# Pros and Cons: Blue Tongue & Turtles



## ._EL_. (Nov 7, 2017)

I've been thinking about getting one turtle or blue tongue, but I've never owned either of them.
I was just wondering what you guys have personally found good and bad about both types of animals.


----------



## Imported_tuatara (Nov 7, 2017)

(As someone who owns a bluey) they're great beginner reptiles and are much more placid than other species of lizards here, calm and tolerate handling very well, though some individuals will less than others. can't think of anything bad about them, and if you get a blotched you can keep it here in vic outside, or an eastern.(well, unless you live inland, then idk.) bearded dragons are also an option for outside here, along with being very placid.(though i'll assume you don't have the room for one, as i'd think you'd list them as an option of so?)


----------



## Flaviemys purvisi (Nov 8, 2017)

Coming from a turtle background, I can tell you that of all the reptiles available to you, they're the most difficult, time consuming and expensive to keep in captivity. You need to have a solid grasp of water chemistry, how it works and how to alter it, (do you have any aquarium keeping experience?). A basic turtle setup is going to cost you $1,000+ to do right, then there's the ongoing running costs. Your electricity bill will increase significantly as will your water usage.

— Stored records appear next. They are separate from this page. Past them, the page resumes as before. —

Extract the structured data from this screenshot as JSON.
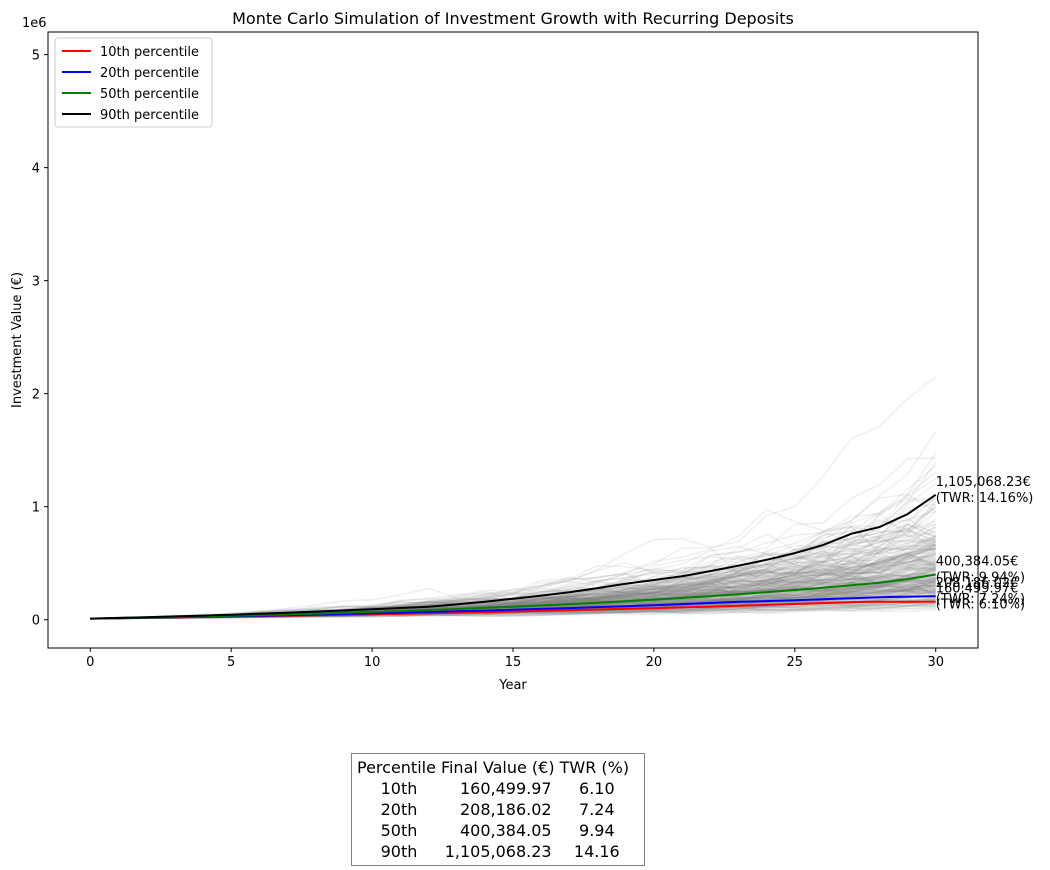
{
  "chart_data": {
    "type": "line",
    "title": "Monte Carlo Simulation of Investment Growth with Recurring Deposits",
    "xlabel": "Year",
    "ylabel": "Investment Value (€)",
    "y_offset_label": "1e6",
    "xlim": [
      -1.5,
      31.5
    ],
    "ylim": [
      -250000,
      5200000
    ],
    "xticks": [
      0,
      5,
      10,
      15,
      20,
      25,
      30
    ],
    "yticks": [
      0,
      1000000,
      2000000,
      3000000,
      4000000,
      5000000
    ],
    "ytick_labels": [
      "0",
      "1",
      "2",
      "3",
      "4",
      "5"
    ],
    "grid": false,
    "legend_position": "upper left",
    "simulation_color": "#808080",
    "series": [
      {
        "name": "10th percentile",
        "color": "#ff0000",
        "x": [
          0,
          1,
          2,
          3,
          4,
          5,
          6,
          7,
          8,
          9,
          10,
          11,
          12,
          13,
          14,
          15,
          16,
          17,
          18,
          19,
          20,
          21,
          22,
          23,
          24,
          25,
          26,
          27,
          28,
          29,
          30
        ],
        "values": [
          10000,
          13500,
          17000,
          20600,
          24300,
          28100,
          32000,
          36000,
          40100,
          44300,
          48700,
          53200,
          57900,
          62800,
          67900,
          73100,
          78600,
          84300,
          90200,
          96400,
          102800,
          109500,
          116500,
          123800,
          131400,
          139300,
          147600,
          156300,
          160400,
          158000,
          160500
        ]
      },
      {
        "name": "20th percentile",
        "color": "#0000ff",
        "x": [
          0,
          1,
          2,
          3,
          4,
          5,
          6,
          7,
          8,
          9,
          10,
          11,
          12,
          13,
          14,
          15,
          16,
          17,
          18,
          19,
          20,
          21,
          22,
          23,
          24,
          25,
          26,
          27,
          28,
          29,
          30
        ],
        "values": [
          10000,
          13800,
          17800,
          21900,
          26200,
          30700,
          35400,
          40300,
          45400,
          50700,
          56300,
          62100,
          68200,
          74600,
          81300,
          88300,
          95700,
          103400,
          111500,
          120000,
          128900,
          138300,
          148100,
          158400,
          165000,
          172000,
          181000,
          190000,
          199000,
          205000,
          208186
        ]
      },
      {
        "name": "50th percentile",
        "color": "#008000",
        "x": [
          0,
          1,
          2,
          3,
          4,
          5,
          6,
          7,
          8,
          9,
          10,
          11,
          12,
          13,
          14,
          15,
          16,
          17,
          18,
          19,
          20,
          21,
          22,
          23,
          24,
          25,
          26,
          27,
          28,
          29,
          30
        ],
        "values": [
          10000,
          14500,
          19200,
          24200,
          29500,
          35100,
          41100,
          47500,
          54300,
          61500,
          69200,
          77400,
          86100,
          95400,
          105300,
          115800,
          126900,
          138700,
          151200,
          164500,
          178600,
          193600,
          209500,
          226400,
          244300,
          263300,
          283500,
          305000,
          328000,
          360000,
          400384
        ]
      },
      {
        "name": "90th percentile",
        "color": "#000000",
        "x": [
          0,
          1,
          2,
          3,
          4,
          5,
          6,
          7,
          8,
          9,
          10,
          11,
          12,
          13,
          14,
          15,
          16,
          17,
          18,
          19,
          20,
          21,
          22,
          23,
          24,
          25,
          26,
          27,
          28,
          29,
          30
        ],
        "values": [
          10000,
          16000,
          22500,
          29500,
          37000,
          45000,
          53500,
          62500,
          72000,
          82000,
          92500,
          103500,
          115000,
          136000,
          160000,
          186000,
          214000,
          244000,
          280000,
          318000,
          352000,
          385000,
          430000,
          478000,
          530000,
          590000,
          660000,
          760000,
          820000,
          935000,
          1105068
        ]
      }
    ],
    "annotations": [
      {
        "x": 30,
        "y": 1105068.23,
        "line1": "1,105,068.23€",
        "line2": "(TWR: 14.16%)"
      },
      {
        "x": 30,
        "y": 400384.05,
        "line1": "400,384.05€",
        "line2": "(TWR: 9.94%)"
      },
      {
        "x": 30,
        "y": 208186.02,
        "line1": "208,186.02€",
        "line2": "(TWR: 7.24%)"
      },
      {
        "x": 30,
        "y": 160499.97,
        "line1": "160,499.97€",
        "line2": "(TWR: 6.10%)"
      }
    ]
  },
  "summary_table": {
    "headers": [
      "Percentile",
      "Final Value (€)",
      "TWR (%)"
    ],
    "rows": [
      {
        "percentile": "10th",
        "final_value": "160,499.97",
        "twr": "6.10"
      },
      {
        "percentile": "20th",
        "final_value": "208,186.02",
        "twr": "7.24"
      },
      {
        "percentile": "50th",
        "final_value": "400,384.05",
        "twr": "9.94"
      },
      {
        "percentile": "90th",
        "final_value": "1,105,068.23",
        "twr": "14.16"
      }
    ]
  }
}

All that aside, turtles kept indoors take up a lot of time, (I can't remember my last holiday), unlike snakes that have minimal UVB requirements and a simple diet, turtles need to be taken outside to bask daily in the sun, even when using artificial UVB lighting. They, (each individual species) have a complex diet that needs to be replicated as closely as possible and if housed and kept properly, the average freshwater turtle lives between 80-100 years.

You'll need to decide whether you want to keep a long-necked or short-necked species, both have very different husbandry/dietary requirements and there's species that are considered suitable for newbies and those that newbies should steer clear of due to being more advanced.

The other thing to remember is there's no such thing as a penny turtle... all Australian Turtles, apart from Western Swamp turtles and Macleays grow upwards of 20cm, many species attaining an adult size of anywhere between 26 and 40cm with several exceeding 40cm.


----------



## SpottedPythons (Nov 8, 2017)

Turtles are nice, but as AP said, they are very time consuming and probably not for a beginner. Blueies and Beardies are both great options, they require a similar amount of space and requirements. They are both placid and good handlers. Another pro with the blueies (not beardies) is that they can eat dog and cat food.


----------



## azzmilan (Nov 16, 2017)

You are talking about one of the easiest reptiles to keep verse the hardest.

The turtle husbandry combines the aquarium hobby with reptiles. The turtle you get is not just for you but for your family to take over in the future. Turtles require constant cleaning due to feeding in the water, a much bigger tank , 4 foot would be a good start, knowledge of aquarium processes such as Ph,Nitrate ect, expensive aquarium equipment (aquarium heater for example) whilst combining that with a UVB bulb and constant vigiliance on how the water is doing.

Bluey will be more than fine in a 2-3 foot enclosure (I always choose bigger the better), UVB and basking Light. Depending on your location their are victorians species that you can keep in outdoor enclosures. They are easy to handle, can be fed a wide variety of foods insects,fruit and even cat/dog food!

Make sure you do your own research first before you attempt to get any animal.


----------



## Flaviemys purvisi (Nov 16, 2017)

I agree, Turtles are hands down the hardest reptiles to keep successfully in captivity. There's no shortcuts in that field.


----------